Ati annesi ve ikiz büyük kardeşleri tarafından terk edilmiş, sonra babası yeniden evlenince bir üvey anne ve kardeş sahibi olmuş bir çocuk. Çobanlık ederken, sürüsünün gerisinde kalmış zayıf bir turnaya iki kartalın saldırdığına şahit oluyor ve kartalların çekişmesinden faydalanarak hasbelkader ellerinden kurtulan turnayı sahipleniyor. Onun tekrar sürüsüne kavuşabilmesi için uçmasını sağlamaya çalışıyor. Yalnız ve mutsuz Ati, turnasıyla yaşadıklarına ortak edecek birilerini arıyor ancak öz babası da dâhil yeni ailesinin yaklaşımı ona bu fırsatı hiç vermediği gibi evin istenmeyen kişisi olduğu hissi de hiç peşini bırakmıyor. Dolayısıyla Ati'yi mutlu ettiği için özellikle üvey anne Nehele tarafından ortadan kaldırılmak istenecek olan turna saklanmak zorunda. Turnayı saklamak kolay değilse de üvey aile bu konunun üzerinde Ati'nin sandığı kadar durmuyor çünkü onlar ikinci bir terk edişin planlarını yapmaktalar. Ama bu da yetmiyor, daha kötüsü var: Nehele evi terk ederken Ati'nin babası Huyam, çalıştığı uzak şehirde Ati'nin ablasına rastlıyor ve kendisini tanımayan kızını takip ederek Ati'nin annesi ve abisinin bir kazada öldüğünü öğreniyor.
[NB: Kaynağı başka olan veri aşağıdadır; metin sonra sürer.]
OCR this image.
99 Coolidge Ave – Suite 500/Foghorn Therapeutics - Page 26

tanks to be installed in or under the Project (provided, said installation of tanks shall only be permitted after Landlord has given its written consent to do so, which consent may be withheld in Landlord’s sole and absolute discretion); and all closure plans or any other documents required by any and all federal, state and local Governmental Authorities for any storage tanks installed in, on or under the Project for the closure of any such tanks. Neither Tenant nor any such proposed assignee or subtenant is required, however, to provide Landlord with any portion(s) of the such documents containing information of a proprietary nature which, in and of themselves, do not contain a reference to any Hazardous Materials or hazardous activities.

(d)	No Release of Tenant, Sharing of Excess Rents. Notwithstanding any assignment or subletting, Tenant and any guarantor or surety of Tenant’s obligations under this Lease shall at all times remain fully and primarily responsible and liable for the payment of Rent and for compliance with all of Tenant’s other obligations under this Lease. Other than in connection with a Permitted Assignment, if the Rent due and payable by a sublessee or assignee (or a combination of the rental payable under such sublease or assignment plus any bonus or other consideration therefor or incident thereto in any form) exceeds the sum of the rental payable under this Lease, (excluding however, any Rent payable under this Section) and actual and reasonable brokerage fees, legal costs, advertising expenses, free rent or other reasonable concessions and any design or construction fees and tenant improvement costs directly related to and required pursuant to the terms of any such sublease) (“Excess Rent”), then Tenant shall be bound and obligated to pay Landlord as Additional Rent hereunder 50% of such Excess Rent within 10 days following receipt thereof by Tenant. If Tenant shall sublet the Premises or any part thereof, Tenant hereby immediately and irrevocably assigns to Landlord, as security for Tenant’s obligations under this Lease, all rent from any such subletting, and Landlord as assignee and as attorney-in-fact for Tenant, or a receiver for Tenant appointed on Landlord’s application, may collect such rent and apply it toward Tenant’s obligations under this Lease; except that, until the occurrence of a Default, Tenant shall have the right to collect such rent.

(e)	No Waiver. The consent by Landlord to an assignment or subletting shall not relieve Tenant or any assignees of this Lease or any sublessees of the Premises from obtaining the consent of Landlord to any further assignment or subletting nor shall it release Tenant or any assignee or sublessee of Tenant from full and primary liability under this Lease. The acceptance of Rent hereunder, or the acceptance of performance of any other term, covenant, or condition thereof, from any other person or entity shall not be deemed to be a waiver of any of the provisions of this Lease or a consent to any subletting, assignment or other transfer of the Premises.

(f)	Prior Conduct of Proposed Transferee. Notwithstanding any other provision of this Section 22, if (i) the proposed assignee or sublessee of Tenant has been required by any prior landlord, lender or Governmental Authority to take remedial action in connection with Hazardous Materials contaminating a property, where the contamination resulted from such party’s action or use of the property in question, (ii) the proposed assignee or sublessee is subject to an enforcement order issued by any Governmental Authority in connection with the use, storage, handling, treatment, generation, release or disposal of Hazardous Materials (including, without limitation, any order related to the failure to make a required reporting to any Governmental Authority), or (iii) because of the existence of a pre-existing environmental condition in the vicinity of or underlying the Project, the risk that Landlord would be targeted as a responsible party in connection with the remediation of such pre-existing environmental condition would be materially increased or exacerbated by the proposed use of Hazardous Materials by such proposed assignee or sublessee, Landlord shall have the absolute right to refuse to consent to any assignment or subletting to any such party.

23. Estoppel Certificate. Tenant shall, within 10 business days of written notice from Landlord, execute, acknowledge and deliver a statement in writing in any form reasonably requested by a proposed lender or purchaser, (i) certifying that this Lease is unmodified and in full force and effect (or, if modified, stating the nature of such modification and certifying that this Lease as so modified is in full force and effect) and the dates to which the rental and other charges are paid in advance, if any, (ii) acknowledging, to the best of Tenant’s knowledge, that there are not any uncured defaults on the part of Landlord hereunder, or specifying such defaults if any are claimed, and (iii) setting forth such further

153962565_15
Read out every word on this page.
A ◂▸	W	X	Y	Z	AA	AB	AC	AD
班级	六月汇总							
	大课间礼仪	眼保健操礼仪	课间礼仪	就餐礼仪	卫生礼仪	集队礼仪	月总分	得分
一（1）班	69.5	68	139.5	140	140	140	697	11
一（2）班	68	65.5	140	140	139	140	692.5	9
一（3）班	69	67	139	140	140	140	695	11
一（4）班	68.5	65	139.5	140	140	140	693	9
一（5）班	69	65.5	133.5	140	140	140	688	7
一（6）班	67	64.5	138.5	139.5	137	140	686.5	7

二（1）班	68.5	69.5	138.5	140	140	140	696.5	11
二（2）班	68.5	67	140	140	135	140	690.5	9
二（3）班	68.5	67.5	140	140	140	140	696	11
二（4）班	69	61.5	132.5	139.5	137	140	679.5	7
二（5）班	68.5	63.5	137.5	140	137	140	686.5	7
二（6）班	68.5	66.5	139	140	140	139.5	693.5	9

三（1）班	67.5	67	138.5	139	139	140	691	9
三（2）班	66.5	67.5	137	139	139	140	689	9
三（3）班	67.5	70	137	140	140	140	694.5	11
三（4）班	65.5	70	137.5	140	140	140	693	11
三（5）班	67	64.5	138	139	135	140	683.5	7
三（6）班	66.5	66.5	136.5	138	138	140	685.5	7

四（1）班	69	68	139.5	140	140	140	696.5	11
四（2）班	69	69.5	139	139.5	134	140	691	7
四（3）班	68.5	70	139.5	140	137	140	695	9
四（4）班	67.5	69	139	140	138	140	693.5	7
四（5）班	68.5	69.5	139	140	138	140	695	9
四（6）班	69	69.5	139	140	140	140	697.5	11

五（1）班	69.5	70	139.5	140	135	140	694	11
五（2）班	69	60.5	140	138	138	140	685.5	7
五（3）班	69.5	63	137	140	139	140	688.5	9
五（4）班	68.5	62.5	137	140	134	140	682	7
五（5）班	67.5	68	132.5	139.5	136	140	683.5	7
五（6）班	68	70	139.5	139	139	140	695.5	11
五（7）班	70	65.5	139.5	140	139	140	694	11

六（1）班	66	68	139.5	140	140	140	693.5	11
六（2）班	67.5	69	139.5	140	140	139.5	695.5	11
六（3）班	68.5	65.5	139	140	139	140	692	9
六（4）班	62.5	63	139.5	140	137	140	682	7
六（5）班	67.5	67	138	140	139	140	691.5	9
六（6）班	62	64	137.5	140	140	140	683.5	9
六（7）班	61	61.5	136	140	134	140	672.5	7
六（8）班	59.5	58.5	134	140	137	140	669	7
Terk edilmenin öfkesi ve bu yıkıcı bilgiyle eve dönen Huyam, Ati'yi yalnız başına kalmış, bir de üstüne deprem yaşamış olarak buluyor. Artık Huyam ve Ati, birbirlerine ve gurbeti en az onlar kadar hisseden turnaya sarılmak zorundalar. Ati bir yandan çektiği özlemin ağırlığını turnasıyla hafifletirken diğer yandan onu sürüsüne kavuşturmaya çalışarak kendisini bir ayrılığa daha hazırlıyor. Bu yaman çelişki ve bir çocuk üzerindeki bunca ağır yük okura ağır değil mi, dediğinizi duyar gibiyim. Tam o sırada turnanın uçma denemeleriyle duyduğumuz heyecan gönlümüzü biraz ferahlatıyor. Mehmet Ali Öksüz bir iki sayfalık kısa bir bölümde o heyecanı öyle hoş parlatmış ki satırdan satıra geçerken yerimizde kıpırdandığımızı, turnayla birlikte kanatlanacak gibi olduğumuzu hissediyoruz. Bu denemelerin uzaması Ati'ye bir mevsim daha kazandırıyor ama nihayetinde turna da sürüsünü seçiyor ve o da gidenlere katılıp Ati'yi geride bırakıyor.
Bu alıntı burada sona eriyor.